About the installation
The installation was designed and assembled at Samara University, in the international scientific laboratory “Physics and Chemistry of Combustion” under the Mega Grant issued by the Government of the Russian Federation “Elaboration of Physically Justified Models of Combustion”.
The installation has been created since 2017. To accommodate the components and the auxiliary equipment of the installation, a whole hall was allocated in the laboratory, however the main platform for staging the experiments is the vacuum chamber, which is approximately two meters long and one meter high. The chamber weight is one and a half tonnes, and for lifting the chamber and bring it in the University laboratory on the third floor, the construction crane was used some time ago. Since the installation operates under ultra-high vacuum, then, according to the lab personnel, there were requirements for its assembly as those applicable to deep-sea vehicles or spacecrafts to be complied with, to make sure that all the joints were perfectly leakproof.
At the end of 2021, work on assembling the installation was completed, after which the scientists spent several months calibrating the equipment and preparing for the first experiments.
The “heart” of the installation is the high-temperature chemical microreactor in the form of the thin ceramic tube that heats up to 1,500 Kelvin. The tube length is 20 mm, its inner diameter is 1 mm. During the experiments, the gas mixture of the researched reagents diluted with the inert gas, is fed into the tube.
Chemical reactions are initiated in the red-hot microreactor, the products of which are fed further into the ultrahigh vacuum chamber in the form of the molecular beam, and ionized by vacuum ultraviolet radiation, after which, “having caught” the resulting ions, the mass spectrometer very accurately determines the mass and isomer composition of the products formed as a result of the chemical reaction.
- “The experimental installation has a number of unique features, it makes it possible to research and simulate not only the processes in the combustion chambers of engines, but also chemical reactions characteristic of deep outer space.
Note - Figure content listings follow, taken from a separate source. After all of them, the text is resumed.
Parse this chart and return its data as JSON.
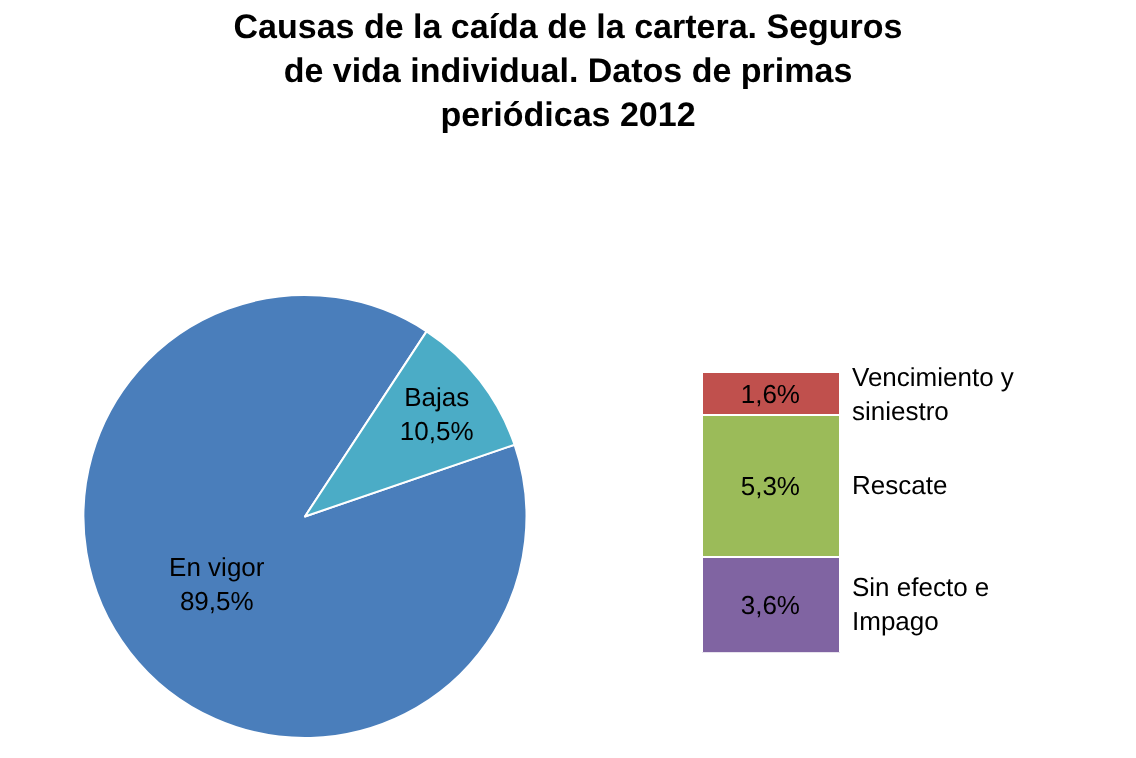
{
  "chart_data": [
    {
      "type": "pie",
      "title": "Causas de la caída de la cartera. Seguros de vida individual. Datos de primas periódicas 2012",
      "categories": [
        "En vigor",
        "Bajas"
      ],
      "values": [
        89.5,
        10.5
      ],
      "value_labels": [
        "89,5%",
        "10,5%"
      ],
      "colors": [
        "#4a7ebb",
        "#4bacc6"
      ],
      "legend": false
    },
    {
      "type": "bar",
      "stacked": true,
      "categories": [
        null
      ],
      "series": [
        {
          "name": "Sin efecto e Impago",
          "color": "#8064a2",
          "values": [
            3.6
          ],
          "value_labels": [
            "3,6%"
          ]
        },
        {
          "name": "Rescate",
          "color": "#9bbb59",
          "values": [
            5.3
          ],
          "value_labels": [
            "5,3%"
          ]
        },
        {
          "name": "Vencimiento y siniestro",
          "color": "#c0504d",
          "values": [
            1.6
          ],
          "value_labels": [
            "1,6%"
          ]
        }
      ],
      "legend": false,
      "tick_labels": false
    }
  ]
}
It is designed in such a way that in future experiments with crossed molecular beams can be carried out on its basis, due to which scientists can study chemical reactions occurring in cosmic molecular clouds”, said Valeriy Azyazov.
- “These experiments will allow us to better understand the chemical evolution of the Universe and, possibly, the ways of the origin of life itself, because, as it is known, many biologically important molecules, as amino acids, can be synthesized in outer space on the surface of stardust formed from molecules of polycyclic aromatic hydrocarbons (PAHs). On Earth, PAHs belong to harmful pollutants, and are present in the exhaust of any hydrocarbon-fueled engine”.